Informa, ainda, que o jornal réu fez publicar matéria ilustrada com dois quadros tentando explicar a rede de lobby montada pelo autor e suas ligações com o juiz Nicolau, Luiz Estevão e com o ex-presidente Collor, tudo falso, porém, fazendo disparar uma "verdadeira metralhadora giratória de denúncias" contra o autor.

No dia 27/07/2000 fez publicar matéria intitulada "INDICADOS POR EJ SOFRERARAM INVESTIGAÇÃO", e no bojo da reportagem, faz ligação entre os maiores fundos de pensão e o autor, inclusive divulgando uma interceptação telefônica clandestina que supostamente seria a comprovação do escuso envolvimento do autor com os fundos de pensão, porém, nada trouxe de novidades, uma vez que se tratavam de denúncias já esclarecidas junto ao Senado Federal, sem que nada pudesse ser comprovado, especialmente porque não se provou o conhecimento por parte do autor de qualquer dirigente de fundo de pensão antes de ser nomeado.

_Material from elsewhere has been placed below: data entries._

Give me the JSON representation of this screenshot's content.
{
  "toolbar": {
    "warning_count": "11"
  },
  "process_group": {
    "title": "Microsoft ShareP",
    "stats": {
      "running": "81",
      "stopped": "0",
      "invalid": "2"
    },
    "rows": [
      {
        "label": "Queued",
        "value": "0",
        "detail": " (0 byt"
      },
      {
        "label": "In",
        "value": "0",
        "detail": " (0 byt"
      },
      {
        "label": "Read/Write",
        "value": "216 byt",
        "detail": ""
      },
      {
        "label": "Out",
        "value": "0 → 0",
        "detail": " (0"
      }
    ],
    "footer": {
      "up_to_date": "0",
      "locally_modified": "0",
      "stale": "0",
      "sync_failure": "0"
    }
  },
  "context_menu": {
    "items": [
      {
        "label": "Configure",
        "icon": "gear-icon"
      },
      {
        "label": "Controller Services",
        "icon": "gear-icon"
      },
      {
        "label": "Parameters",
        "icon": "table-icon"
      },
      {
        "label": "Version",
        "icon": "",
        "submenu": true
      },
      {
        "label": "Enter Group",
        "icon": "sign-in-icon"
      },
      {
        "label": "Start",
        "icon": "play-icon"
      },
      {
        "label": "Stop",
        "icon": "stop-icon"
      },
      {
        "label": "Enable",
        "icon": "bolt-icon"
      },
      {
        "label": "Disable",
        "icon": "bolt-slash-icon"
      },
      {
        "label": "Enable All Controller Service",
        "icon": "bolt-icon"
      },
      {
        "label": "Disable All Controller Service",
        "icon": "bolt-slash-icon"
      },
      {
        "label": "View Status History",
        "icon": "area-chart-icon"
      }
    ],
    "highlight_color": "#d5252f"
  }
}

Na mesma edição do dia 27, o jornal réu veiculou diversos textos falsos contendo ofensas e acusações contra o autor sobre seu envolvimento no episódio da falência da Encol, uma vez que o autor não era primo da mulher de Jorge Washington de Oliveira nem foi o responsável pela nomeação de José Fernando de Almeida para a presidência da Funcef, falsidades devidamente comprovadas.

No dia 30/07/2000, a ré publicou reportagem cuja manchete foi "Ex-sócio de EJ ajudou a Encol na Diretoria do BB", e se referia como sócio de negociador da ENCOL, de nome Edson Soares, cuja empresa DTC – DIRECT TO COMPANY S.A. o autor também seria cotista.

Pois bem, todas as afirmações eram falsas, e Pedro Paulo de Souza não fez as afirmações a ele imputada envolvendo o autor, como nunca foi sócio da referida empresa.

Aduz, ainda, que prestou depoimento no Senado Federal, perante a Subcomissão da Comissão de Constituição e Justiça, incumbida de aprofundar as investigações feitas pela CPI do Judiciário, respondeu a todas as perguntas, porém, o réu manteve sua parcialidade na obrigação de informar e continuou a publicar matérias tendenciosas e contrárias ao autor, além de levantar a absurda suspeita de que estava faltando com a verdade, e fez publicar reportagem com o título "EJ depõe hoje sob proteção de Governista" e "Senadores não podem comprovar a veracidade das declarações do ex-secretário; regras fixadas inibem a inquirição".

Posteriormente, fez publicar no dia 04/08 novo ataque a sua pessoa, todas com propósito de colocar dúvida sobre a veracidade das defesas e explicações apresentadas pelo autor em seu depoimento, como também afirmou que o autor "EJ admite ter falado de obra do fórum com Juiz Nicolau", porém foi extraída do contexto de que em seu depoimento afirmou ter recebido em audiência o novo Presidente do TRT de São Paulo, Dr. Délvio Buffulin, acompanhado do Juiz Carlos Orlando, vice-presidente do Tribunal e do Juiz Nicolau, quando os encaminhou para o Secretário-Executivo do Ministério do Planejamento para tratar da liberação de crédito suplementar, não fazendo nenhuma pressão ou gestão junto ao Ministro Martins Tavares.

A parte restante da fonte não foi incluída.